IBUK is an online broker based in London which arranges and executes transactions in certain financial instruments such as CFDs (contracts for difference) directly for its UK clients, and executes other products on behalf of other entities in the wider Interactive Brokers Group. IBUK delegated its post-trade monitoring to a team based at another company within the Interactive Brokers Group in the US. However, IBUK failed to adequately input into the design and calibration of the post-trade monitoring systems, or test their operation, to ensure that potential market abuse by its clients would be captured, and it failed to provide effective oversight of the US team’s conduct of the reviews of the reports produced. In particular, it carried out no quality assurance or monitoring of the review of the reports, and it failed to ensure that the staff conducting the reviews were adequately trained.
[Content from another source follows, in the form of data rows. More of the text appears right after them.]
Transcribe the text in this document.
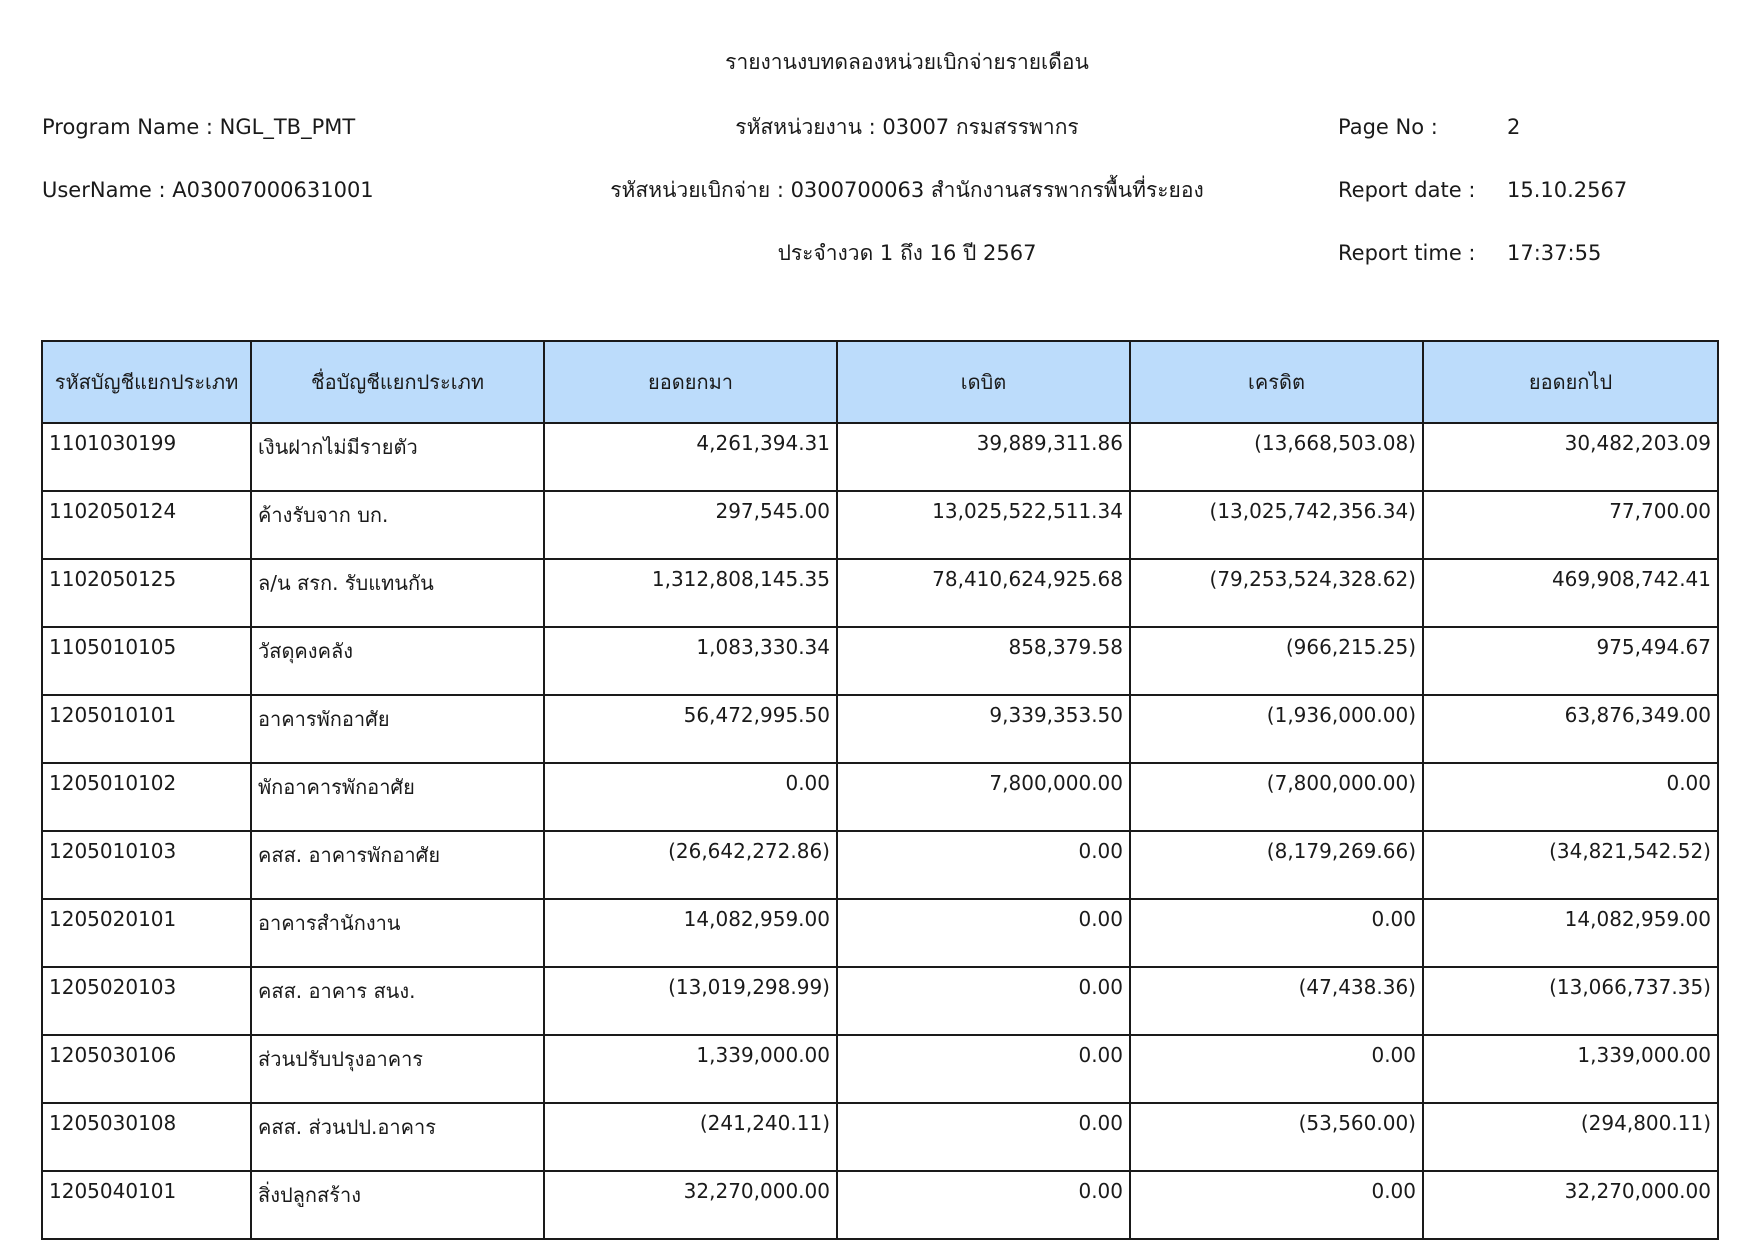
รายงานงบทดลองหน่วยเบิกจ่ายรายเดือน
Program Name : NGL_TB_PMT	รหัสหน่วยงาน : 03007 กรมสรรพากร	Page No :	2
UserName : A03007000631001	รหัสหน่วยเบิกจ่าย : 0300700063 สำนักงานสรรพากรพื้นที่ระยอง	Report date : 15.10.2567
ประจำงวด 1 ถึง 16 ปี 2567	Report time : 17:37:55
รหัสบัญชีแยกประเภท	ชื่อบัญชีแยกประเภท	ยอดยกมา	เดบิต	เครดิต	ยอดยกไป
1101030199	เงินฝากไม่มีรายตัว	4,261,394.31	39,889,311.86	(13,668,503.08)	30,482,203.09
1102050124	ค้างรับจาก บก.	297,545.00	13,025,522,511.34	(13,025,742,356.34)	77,700.00
1102050125	ล/น สรก. รับแทนกัน	1,312,808,145.35	78,410,624,925.68	(79,253,524,328.62)	469,908,742.41
1105010105	วัสดุคงคลัง	1,083,330.34	858,379.58	(966,215.25)	975,494.67
1205010101	อาคารพักอาศัย	56,472,995.50	9,339,353.50	(1,936,000.00)	63,876,349.00
1205010102	พักอาคารพักอาศัย	0.00	7,800,000.00	(7,800,000.00)	0.00
1205010103	คสส. อาคารพักอาศัย	(26,642,272.86)	0.00	(8,179,269.66)	(34,821,542.52)
1205020101	อาคารสำนักงาน	14,082,959.00	0.00	0.00	14,082,959.00
1205020103	คสส. อาคาร สนง.	(13,019,298.99)	0.00	(47,438.36)	(13,066,737.35)
1205030106	ส่วนปรับปรุงอาคาร	1,339,000.00	0.00	0.00	1,339,000.00
1205030108	คสส. ส่วนปป.อาคาร	(241,240.11)	0.00	(53,560.00)	(294,800.11)
1205040101	สิ่งปลูกสร้าง	32,270,000.00	0.00	0.00	32,270,000.00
This heightened the risk of IBUK failing to submit suspicious transaction reports (STRs) to the FCA. Prior to being notified of the FCA’s concerns, during the Relevant Period IBUK failed to submit any STRs in relation to insider dealing and the Authority has identified three occasions on which IBUK failed to report suspicious trading by IBUK clients. Mark Steward, Director of Enforcement and Market Oversight at the FCA, said: 'Firms not only have a key responsibility to report suspicious conduct in our capital markets, they also have an obligation to ensure their trading systems are not used for the purpose of financial crime. IBUK’s systems were inadequate and ineffective in the face of potentially suspicious transactions; they fell below the appropriate standards and exposed counterparties and the market to risks they did not bargain for. The FCA will continue to enforce appropriate standards of market conduct to ensure our markets function well.' The FCA considers that the breach revealed serious and systemic weaknesses within IBUK’s procedures. The FCA has therefore fined IBUK £1,049,412.